Bush to Increase Army, Marine Corps


    By Diane Aikele

    Utahns are wondering what the effect of President Bush”s recent announcement to deploy more than 20,000 additional U.S. forces to Iraq will have on local National Guards.

    The answer is that any number of soldiers from the Utah National Guard could be called up this year, regardless if that soldier has recently returned from deployment. Utah”s current army volunteer program has more than 6,500 soldiers and airmen, with only about 7 percent deployment, according to Public Affairs officer Maj. Hank McIntire.

    “Currently, about 400 Utah National Guard soldiers are deployed overseas, with about 100 in Iraq, 100 in Afghanistan and 100 in the Philippines,” McIntire said in an e-mail. “More than 4,000 Guard members, some with multiple deployments, have served in Iraq since the war began in 2003.”

    There”s an upside to the new deployment announcement, said Sgt. Sean Troutman of the Utah National Guard. The new changes in reserve policy say soldiers cannot serve in Iraq more than 24 months at a time, but could be asked to go out again. The amount of time a soldier could serve in Iraq may soon be limited to 12 months.

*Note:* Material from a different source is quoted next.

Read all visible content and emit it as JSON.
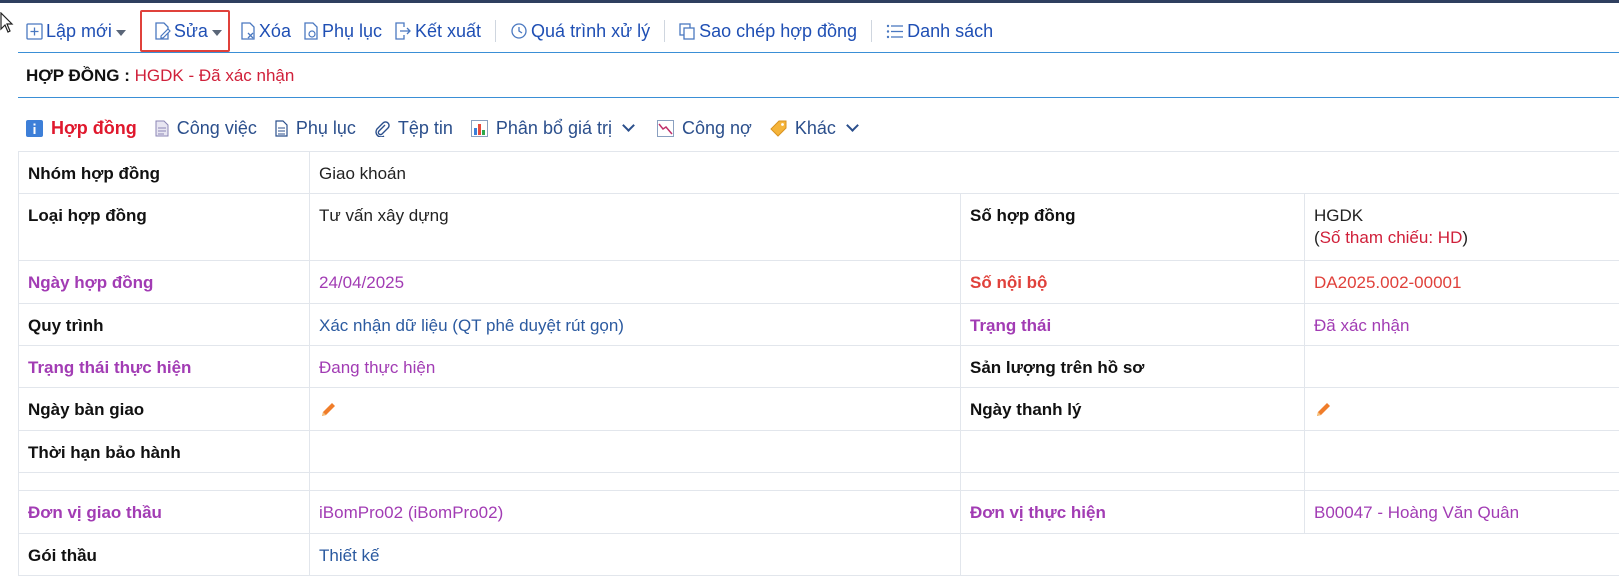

Previously, if a soldier had served 24 months, he would not be deployed again.

    “I am not sure how it will affect recruiters, but I think it will increase retention of current soldiers,” Troutman said. “Most soldiers have a wide variety of opinions, but in the end I think that they support anything that is going to be of their benefit.”

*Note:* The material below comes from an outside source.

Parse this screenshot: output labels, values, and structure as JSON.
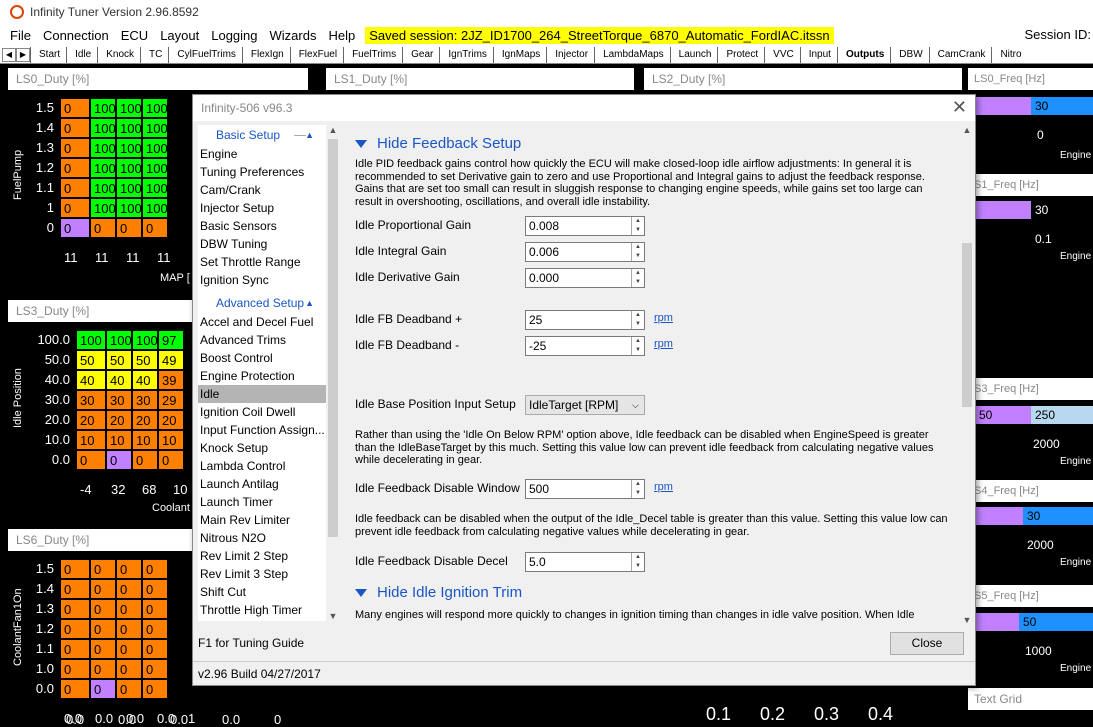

    Pfc. Dustin Haggett agrees.

    “I think it is good,” Haggett said. “I spent 15 months on active duty, so serving only a year will be nice.”

    Utah National Guard recruiting numbers are expected to stay stable, and deployment is presently focused on skilled special forces soldiers, in military intelligence and in aviation, McIntire said.

    Bush”s move to increase the number of soldiers in Iraq has sparked many different opinions and changed his approval ratings considerably. In Utah, many believe that more troops could help stabilize Iraq, but most don”t like the idea.

    In August 2006, a Salt Lake Tribune poll showed 54 percent of Utahns supported Bush”s Iraq policies. This past week, the results of a similar Tribune poll show only 41 percent of Utahns say they support Bush on Iraq.